Todas as cidades, em particular aquelas que têm uma longa história e por isso uma forte capacidade magnética, integram uma tensão entre a vida vivida e as representações que delas os livros vão guardando. Baudelaire, Kafka e Pessoa construíram «cidades literárias» que não se confundem com as descrições prosaicas dos que habitaram as ruas e casas de Paris, Praga ou Lisboa. Odessa, a cidade-porto ucraniana do Mar Negro, é todavia um caso singular, dado o seu percurso, composto de reminiscências nostálgicas e futuros plausíveis, ter sido em larga medida ficcionado através da escrita. Tanya Richardson, que a tem visitado inúmeras vezes, lembra, em Kaleidoscopic Odessa (2008), o seu caráter intenso e singular advindo de uma cultura complexa, de uma história sinuosa, de um cosmopolitismo que alimentou um forte sentimento de pertença e até de missão.
Vivendo a maior parte da existência real e da sua narração romanesca como território de fronteira e fábrica de sonhos, esta dupla condição determinou a construção de uma identidade local rara e particularmente enérgica. Entre a cidade aberta, de clima ameno, projetando de leste a oeste a imagem panorâmica de um cenário integrador de diferentes culturas e modos de vida, e a cidade soviética, erguida como bandeira de esperança de uma redenção humana representada à escala planetária, Odessa percorreu um trajeto pautado pela permanente de diversidade, tolerância e miscigenação, mas também de anarquia e revolução, que lhe conferiu um magnetismo projetado para além dos seus limites físicos.
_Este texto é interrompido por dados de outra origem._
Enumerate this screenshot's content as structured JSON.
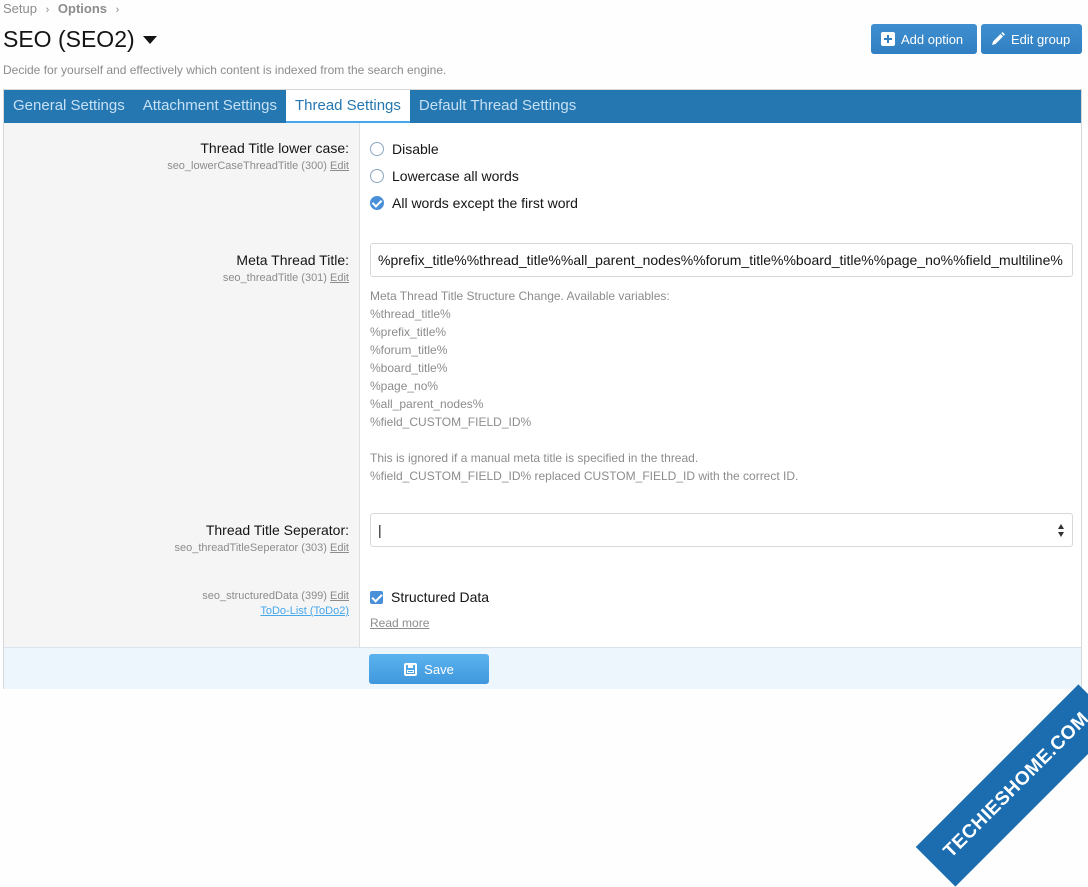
{
  "breadcrumb": {
    "setup": "Setup",
    "options": "Options"
  },
  "page": {
    "title": "SEO (SEO2)",
    "description": "Decide for yourself and effectively which content is indexed from the search engine."
  },
  "header_buttons": {
    "add_option": "Add option",
    "edit_group": "Edit group"
  },
  "tabs": [
    {
      "label": "General Settings"
    },
    {
      "label": "Attachment Settings"
    },
    {
      "label": "Thread Settings",
      "active": true
    },
    {
      "label": "Default Thread Settings"
    }
  ],
  "rows": {
    "lowercase": {
      "label": "Thread Title lower case:",
      "hint": "seo_lowerCaseThreadTitle (300)",
      "edit": "Edit",
      "options": [
        "Disable",
        "Lowercase all words",
        "All words except the first word"
      ],
      "selected": 2
    },
    "meta": {
      "label": "Meta Thread Title:",
      "hint": "seo_threadTitle (301)",
      "edit": "Edit",
      "value": "%prefix_title%%thread_title%%all_parent_nodes%%forum_title%%board_title%%page_no%%field_multiline%",
      "explain": [
        "Meta Thread Title Structure Change. Available variables:",
        "%thread_title%",
        "%prefix_title%",
        "%forum_title%",
        "%board_title%",
        "%page_no%",
        "%all_parent_nodes%",
        "%field_CUSTOM_FIELD_ID%"
      ],
      "explain2": [
        "This is ignored if a manual meta title is specified in the thread.",
        "%field_CUSTOM_FIELD_ID% replaced CUSTOM_FIELD_ID with the correct ID."
      ]
    },
    "separator": {
      "label": "Thread Title Seperator:",
      "hint": "seo_threadTitleSeperator (303)",
      "edit": "Edit",
      "value": "|"
    },
    "structured": {
      "hint": "seo_structuredData (399)",
      "edit": "Edit",
      "todo": "ToDo-List (ToDo2)",
      "checkbox": "Structured Data",
      "read_more": "Read more"
    }
  },
  "footer": {
    "save": "Save"
  },
  "watermark": "TECHIESHOME.COM"
}
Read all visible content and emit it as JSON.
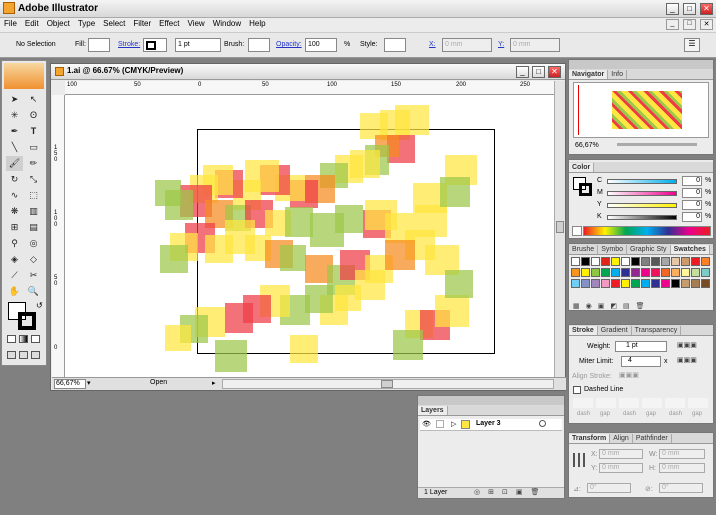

A cidade aberta nasceu tarde. Em The Innocents Abroad, Mark Twain refere a visita que lhe fez em 1867 para evocar a estranha sensação de regresso, num cenário menos «oriental» do que presumira, à América das ruas amplas, modernas e frementes que havia deixado. Todavia, quando aportou a Odessa, algum caminho fora já percorrido desde que em 1794 uma nova urbe fora fundada sobre o lugarejo encostado ao fortim turco de Hadjibey. Para tal fora decisiva a intervenção do marechal Grigori Potemkin, o favorito de Catarina a Grande, que partira para o sul com a missão de alargar a soberania russa sobre a região repelindo a ameaça otomana. O levantamento da cidade como centro administrativo e militar foi, no entanto, da responsabilidade de José de Ribas, almirante de origem hispano-irlandesa que após a partida de Potemkin passou a representar na região os interesses da remota São Petersburgo. A Ribas, como depois dele a Richelieu e a Langéron, nobres franceses que tinham combatido Napoleão em terras russas, bem como a Mikhail Vorontsov, governador militar da região por cerca de trinta anos, ficará a dever-se a transformação da cidade no primeiro porto do império, projetando a expansão urbana e a abertura que surpreenderam Twain.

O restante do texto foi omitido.